LAB TECHNIQUES · With robotic equipment, Harvard team scans cells faster than researchers can blink their eyes
BY MARK D. UEHLING
January 15, 2008 | Whatever its marvels, the human eye has a critical flaw. It's connected to a much larger organ, and that gray heap can only see so much so fast. Fortunately, Steven Altschuler, from Harvard's Bauer Center for Genomics Research, and colleagues have speeded up the process, adapting automated microscopy for high-throughput drug screening.
The approach relies on "hypothesis-free molecular cytology that provides multidimensional single-cell phenotypic information yet is simple and inexpensive enough to allow extensive dose-response profiles for many drugs," Altschuler and colleagues wrote in a paper in Science last November.
The team tested 100 drug compounds in 16 concentrations in hamster cells, arrayed in 386-well plates that were digitally photographed and analyzed according to 93 different variables. The result: 600,000 images and a billion data points occupying 2 terabytes of disk space. This sort of thing may not be possible at a community college but seems feasible at any major campus or company. Spending only $100,000, the Harvard group used a Nikon fluorescence microscope, a cooled camera from Hamamatsu, and a plate-transfer crane from Hudson. It was all controlled by Metamorph software.

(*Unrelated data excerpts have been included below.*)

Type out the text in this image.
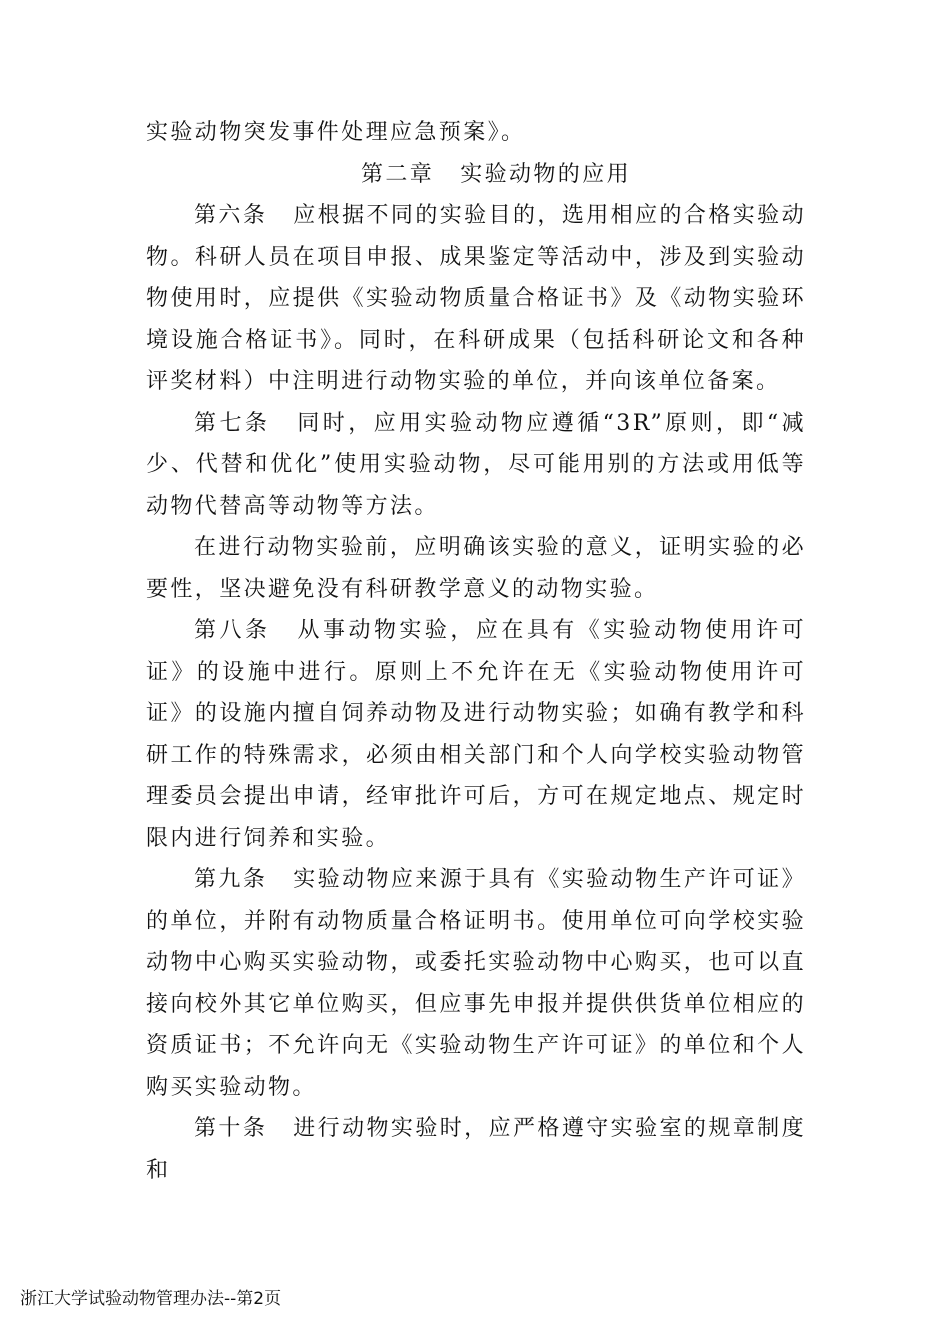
实验动物突发事件处理应急预案》。

第二章 实验动物的应用

第六条 应根据不同的实验目的，选用相应的合格实验动物。科研人员在项目申报、成果鉴定等活动中，涉及到实验动物使用时，应提供《实验动物质量合格证书》及《动物实验环境设施合格证书》。同时，在科研成果（包括科研论文和各种评奖材料）中注明进行动物实验的单位，并向该单位备案。

第七条 同时，应用实验动物应遵循“3R”原则，即“减少、代替和优化”使用实验动物，尽可能用别的方法或用低等动物代替高等动物等方法。

在进行动物实验前，应明确该实验的意义，证明实验的必要性，坚决避免没有科研教学意义的动物实验。

第八条 从事动物实验，应在具有《实验动物使用许可证》的设施中进行。原则上不允许在无《实验动物使用许可证》的设施内擅自饲养动物及进行动物实验；如确有教学和科研工作的特殊需求，必须由相关部门和个人向学校实验动物管理委员会提出申请，经审批许可后，方可在规定地点、规定时限内进行饲养和实验。

第九条 实验动物应来源于具有《实验动物生产许可证》的单位，并附有动物质量合格证明书。使用单位可向学校实验动物中心购买实验动物，或委托实验动物中心购买，也可以直接向校外其它单位购买，但应事先申报并提供供货单位相应的资质证书；不允许向无《实验动物生产许可证》的单位和个人购买实验动物。

第十条 进行动物实验时，应严格遵守实验室的规章制度和

浙江大学试验动物管理办法--第2页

Co-author Timothy Mitchison, deputy chair of Harvard's Department of Systems Biology, says the prodigious volume of data was "equal to the number of measurements we'd collected in my lab, ever, times 107." Mitchison could only give the mountain of data to his statisticians, who adapted the Kolmogorov-Smirnov algorithm to detect patterns in the cellular images.
The take-home message is that informatics (in this case, Matlab software, running on a 50-node Linux cluster) can discern both expected visual patterns for similar drugs and unexpected ways in which ostensibly similar drugs generate different heat map profiles. The technique could help industry categorize new compounds with known mechanisms of action — or discover altogether new ways that drugs work. "We can screen 5,000 wells a day," Mitchison says, "which is slow by high-throughput standards but fast by cell biology standards."
Perlman Z.E., et al. "Multidimensional drug profiling by automated microscopy." Science 306, 1194-98; 2004.